It’s been a while and I felt like writing. Whenever I need help discerning things, I write. It is my therapy, my lifeboat from a sea of emotions. This pen and I, we will always be. I have so much to voice about and this pen and I, have a long journey ahead of us with a long tail of our past we are learning to haul around and live with. This pen will be the only true relationship I will have with me my whole life through. However long or short. It is the extension of my voice and an extension of me. The best me I can be and I want to be the best me I can be.
As of late, I have been trying to enjoy my life. You know… live it up, seize the day, suck in all the juice of the day. And I’ll tell you, lately I have.
I am singing like a song bird. I am using my voice. I am raising my own plants.
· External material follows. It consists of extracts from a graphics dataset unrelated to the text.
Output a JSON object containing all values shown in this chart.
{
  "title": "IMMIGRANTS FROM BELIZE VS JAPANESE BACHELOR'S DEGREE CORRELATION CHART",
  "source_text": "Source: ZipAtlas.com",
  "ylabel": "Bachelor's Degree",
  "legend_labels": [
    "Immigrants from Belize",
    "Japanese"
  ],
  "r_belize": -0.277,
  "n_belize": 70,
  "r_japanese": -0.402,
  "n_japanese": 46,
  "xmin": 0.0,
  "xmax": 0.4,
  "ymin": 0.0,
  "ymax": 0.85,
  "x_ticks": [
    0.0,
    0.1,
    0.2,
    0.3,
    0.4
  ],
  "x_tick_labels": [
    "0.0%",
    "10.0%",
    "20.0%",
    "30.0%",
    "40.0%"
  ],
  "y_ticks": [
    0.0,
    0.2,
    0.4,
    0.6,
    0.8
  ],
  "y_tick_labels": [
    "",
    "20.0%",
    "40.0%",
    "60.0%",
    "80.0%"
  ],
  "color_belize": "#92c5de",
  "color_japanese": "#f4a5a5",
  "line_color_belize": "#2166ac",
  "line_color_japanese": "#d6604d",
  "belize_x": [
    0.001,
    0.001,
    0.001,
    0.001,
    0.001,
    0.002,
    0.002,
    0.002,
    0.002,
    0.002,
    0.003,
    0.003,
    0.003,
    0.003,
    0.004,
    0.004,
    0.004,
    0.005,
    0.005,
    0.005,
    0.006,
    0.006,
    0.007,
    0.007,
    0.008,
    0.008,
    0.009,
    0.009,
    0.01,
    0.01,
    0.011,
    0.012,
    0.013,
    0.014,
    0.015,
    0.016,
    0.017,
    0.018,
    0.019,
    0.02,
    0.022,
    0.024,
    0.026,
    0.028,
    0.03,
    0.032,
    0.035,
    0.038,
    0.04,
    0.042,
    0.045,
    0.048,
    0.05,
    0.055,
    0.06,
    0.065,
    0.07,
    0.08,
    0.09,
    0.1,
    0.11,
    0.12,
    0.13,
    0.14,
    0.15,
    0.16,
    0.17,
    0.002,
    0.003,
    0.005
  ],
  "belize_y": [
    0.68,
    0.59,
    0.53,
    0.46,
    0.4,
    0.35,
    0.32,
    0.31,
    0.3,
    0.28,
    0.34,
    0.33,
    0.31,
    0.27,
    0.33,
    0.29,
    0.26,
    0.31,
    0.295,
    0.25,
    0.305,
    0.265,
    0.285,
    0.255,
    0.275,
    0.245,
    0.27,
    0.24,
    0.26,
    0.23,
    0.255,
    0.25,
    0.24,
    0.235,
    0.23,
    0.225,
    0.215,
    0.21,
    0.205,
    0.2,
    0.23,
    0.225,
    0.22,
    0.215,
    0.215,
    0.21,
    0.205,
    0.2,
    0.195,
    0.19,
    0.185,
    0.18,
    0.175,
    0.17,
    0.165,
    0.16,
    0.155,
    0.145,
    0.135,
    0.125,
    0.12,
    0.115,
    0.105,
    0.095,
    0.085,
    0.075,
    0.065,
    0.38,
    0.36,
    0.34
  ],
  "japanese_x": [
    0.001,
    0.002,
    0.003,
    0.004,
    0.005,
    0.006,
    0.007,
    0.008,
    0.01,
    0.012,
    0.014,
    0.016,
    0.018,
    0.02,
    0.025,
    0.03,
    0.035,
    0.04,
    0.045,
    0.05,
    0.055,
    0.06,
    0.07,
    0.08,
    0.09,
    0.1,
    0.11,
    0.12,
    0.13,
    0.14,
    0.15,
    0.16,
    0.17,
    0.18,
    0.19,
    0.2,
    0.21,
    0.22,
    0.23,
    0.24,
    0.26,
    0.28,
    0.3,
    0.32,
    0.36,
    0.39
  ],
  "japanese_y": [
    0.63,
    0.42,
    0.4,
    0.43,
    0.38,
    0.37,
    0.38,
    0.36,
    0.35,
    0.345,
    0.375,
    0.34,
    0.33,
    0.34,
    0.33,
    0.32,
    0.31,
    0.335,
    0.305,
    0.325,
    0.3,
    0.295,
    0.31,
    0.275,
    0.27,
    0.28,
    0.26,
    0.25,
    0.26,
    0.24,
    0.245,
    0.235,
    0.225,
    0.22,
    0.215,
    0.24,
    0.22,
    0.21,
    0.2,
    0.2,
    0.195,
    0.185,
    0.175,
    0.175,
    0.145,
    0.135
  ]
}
Speaking up like never before and enjoying my solitude. I love being a barista and making coffee. I love Los Angeles, the sun, my family, my people. I couldn’t ask for more. So yeah, its been too nice to be blue or cloudy lately. I almost feel like a transformation of self… Almost like a metamorphoses of sorts. I feel myself transforming. Is that strange?
I think I have found and ending to my book… You see, I only write and have only written because I have been in pain, in sorrow. But you see why be in a lifeboat when I can swim in the sea? why walk when I can fly? why write, when I can sing? why live in a cacoon when I can be a butterfly with wings?
My voice is my instrument. It would be foolish of me to waste it. Even if it means failing. I know how to loose. I’ve lost so much already. So I’d rather loose for something I am passionate about than to loose to something I don’t care for. This life is to be lived, to enjoy. And how they say, “Tenemos que chupar el jugo del dia,” or “We need to suck the juice of the day, ” like the honeybee or the hummingbird.
So even if it means slaving away and living humbly. Making a living as a barista counting pennies and stretching money, If I am happy, that is all that matters. The best adventures I have had been when I was penniless.